I have accidentally written code that did something like this with POD types (builtin primitive types), and it worked fine -- however, it's definitely not good practice, and I'm not confident that it's dependable.
Why not just lock the memory around this variable when you use it? In fact, if you somehow "know" this is the only write statement that can occur at some point in your code, why not just use the value 11 directly, instead of writing it to a shared variable?
(edit: I guess it's better to use a constant name instead of the magic number 11 directly in the code, btw.)
If you're using this to figure out when at least one thread has reached this statement, you could use a semaphore that starts at 1, and is decremented by the first thread that hits it.
I would expect the result to be undetermined. As in it would vary from compiler to complier, langauge to language and OS to OS etc. So no, it is not safe
WHy would you want to do this though - adding in a line to obtain a mutex lock is only one or two lines of code (in most languages), and would remove any possibility of problem. If this is going to be two expensive then you need to find an alternate way of solving the problem
In General, this is not considered a safe thing to do unless your system provides for atomic operation (operations that are guaranteed to be executed in a single cycle).
The reason is that while the "C" statement looks simple, often there are a number of underlying assembly operations taking place.
Depending on your OS, there are a few things you could do:
Take a mutual exclusion semaphore (mutex) to protect access
in some OS, you can temporarily disable preemption, which guarantees your thread will not swap out.
Some OS provide a writer or reader semaphore which is more performant than a plain old mutex.
Here's my take on the question.
You have two or more threads running that write to a variable...like a status flag or something, where you only want to know if one or more of them was true. Then in another part of the code (after the threads complete) you want to check and see if at least on thread set that status... for example
bool flag = false
threadContainer tc
threadInputs inputs
check(input)
{
...do stuff to input
if(success)
flag = true
}
start multiple threads
foreach(i in inputs)
t = startthread(check, i)
tc.add(t) // Keep track of all the threads started
foreach(t in tc)
t.join( ) // Wait until each thread is done
if(flag)
print "One of the threads were successful"
else
print "None of the threads were successful"

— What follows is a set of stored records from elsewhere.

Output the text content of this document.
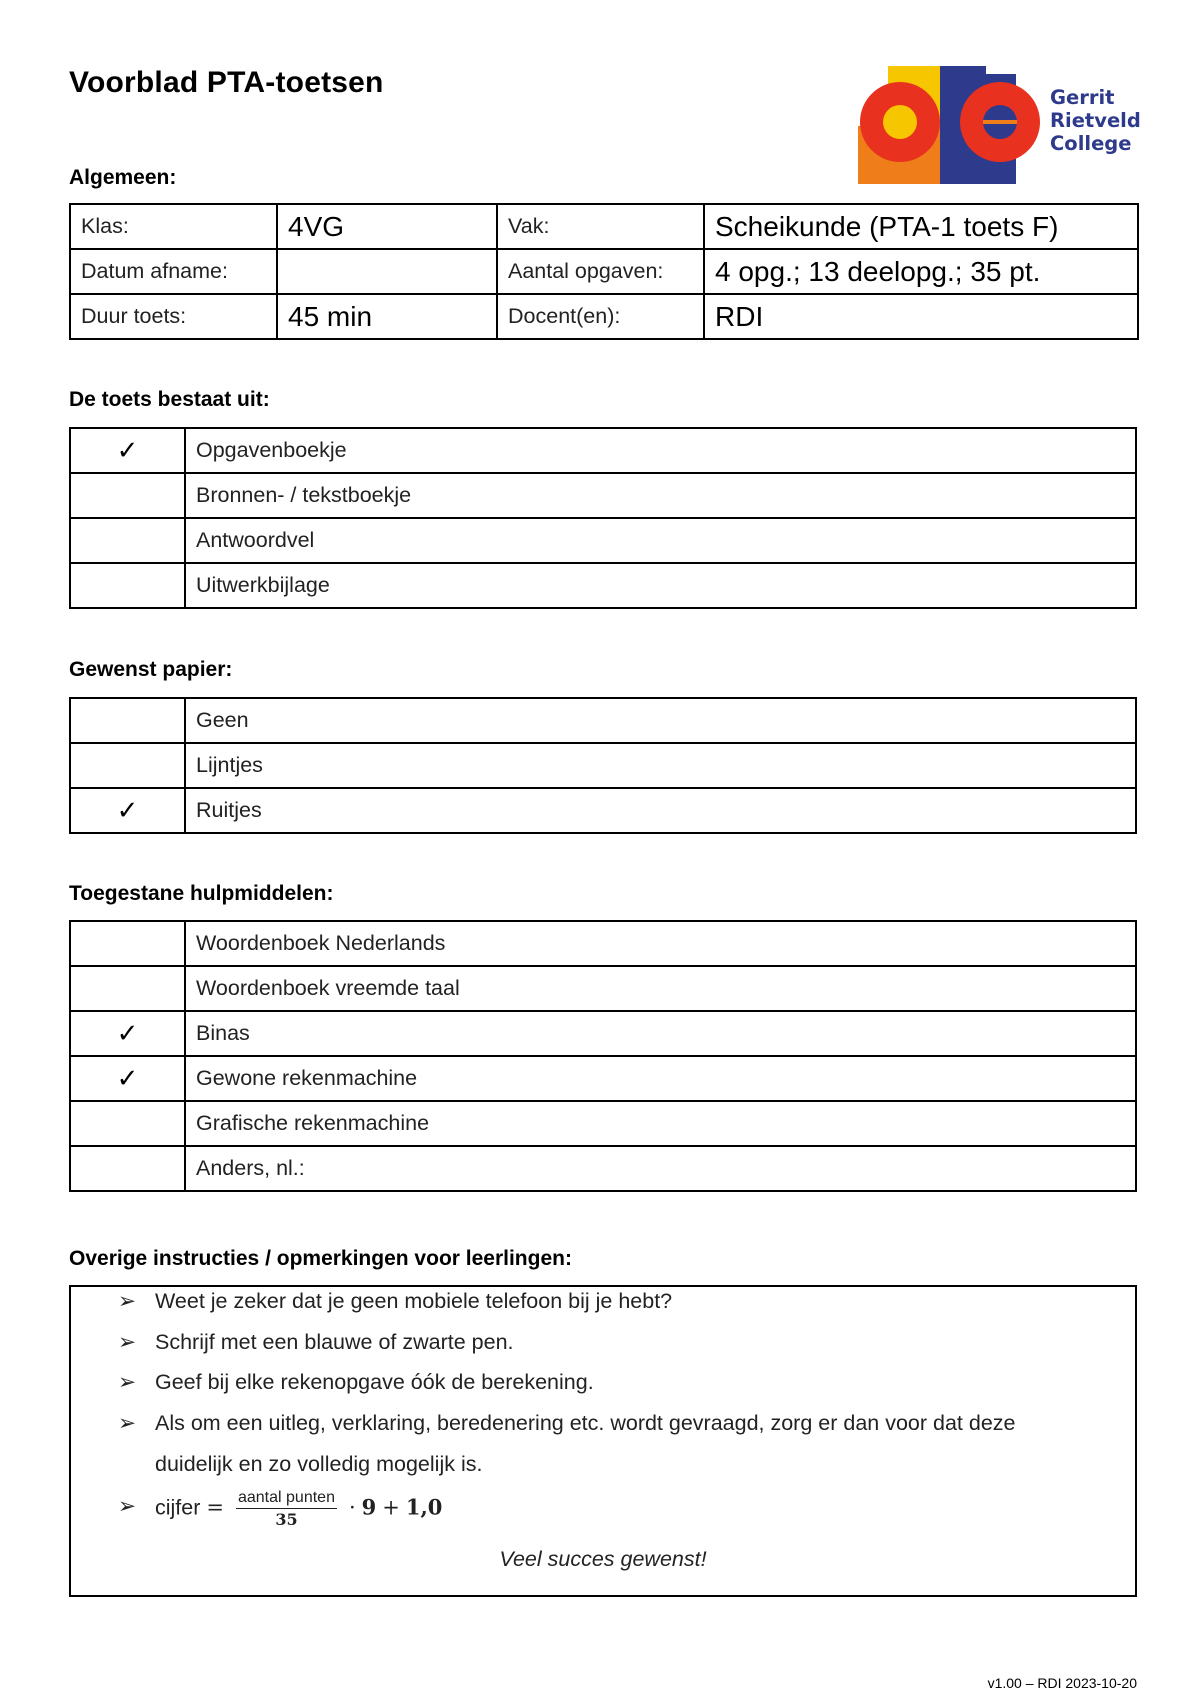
Voorblad PTA-toetsen	Gerrit
Rietveld
College
Algemeen:
Klas:	4VG	Vak:	Scheikunde (PTA-1 toets F)
Datum afname:		Aantal opgaven:	4 opg.; 13 deelopg.; 35 pt.
Duur toets:	45 min	Docent(en):	RDI
De toets bestaat uit:
✓	Opgavenboekje
	Bronnen- / tekstboekje
	Antwoordvel
	Uitwerkbijlage
Gewenst papier:
	Geen
	Lijntjes
✓	Ruitjes
Toegestane hulpmiddelen:
	Woordenboek Nederlands
	Woordenboek vreemde taal
✓	Binas
✓	Gewone rekenmachine
	Grafische rekenmachine
	Anders, nl.:
Overige instructies / opmerkingen voor leerlingen:
➢ Weet je zeker dat je geen mobiele telefoon bij je hebt?
➢ Schrijf met een blauwe of zwarte pen.
➢ Geef bij elke rekenopgave óók de berekening.
➢ Als om een uitleg, verklaring, beredenering etc. wordt gevraagd, zorg er dan voor dat deze
duidelijk en zo volledig mogelijk is.
➢ cijfer = $\frac{\text{aantal punten}}{35} \cdot 9 + 1,0$
Veel succes gewenst!
v1.00 – RDI 2023-10-20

I believe the above code would be OK, assuming you're fine with not knowing which thread set the status to true, and you can wait for all the multi-threaded stuff to finish before reading that flag. I could be wrong though.
If the operation is atomic, you should be able to get by just fine. But I wouldn't do that in practice. It is better just to acquire a lock on the object and write the value.
Assuming that property will never be assigned anything other than 11, then I don't see a reason for assigment in the first place. Just make it a constant then.
Assigment only makes sense when you intend to change the value unless the act of assigment itself has other side effects - like volatile writes have memory visibility side-effects in Java. And if you change state shared between multiple threads, then you need to synchronize or otherwise "handle" the problem of concurrency.
When you assign a value, without proper synchronization, to some state shared between multiple threads, then there's no guarantees for when the other threads will see that change. And no visibility guarantees means that it it possible that the other threads will never see the assignt.
Compilers, JITs, CPU caches. They're all trying to make your code run as fast as possible, and if you don't make any explicit requirements for memory visibility, then they will take advantage of that. If not on your machine, then somebody elses.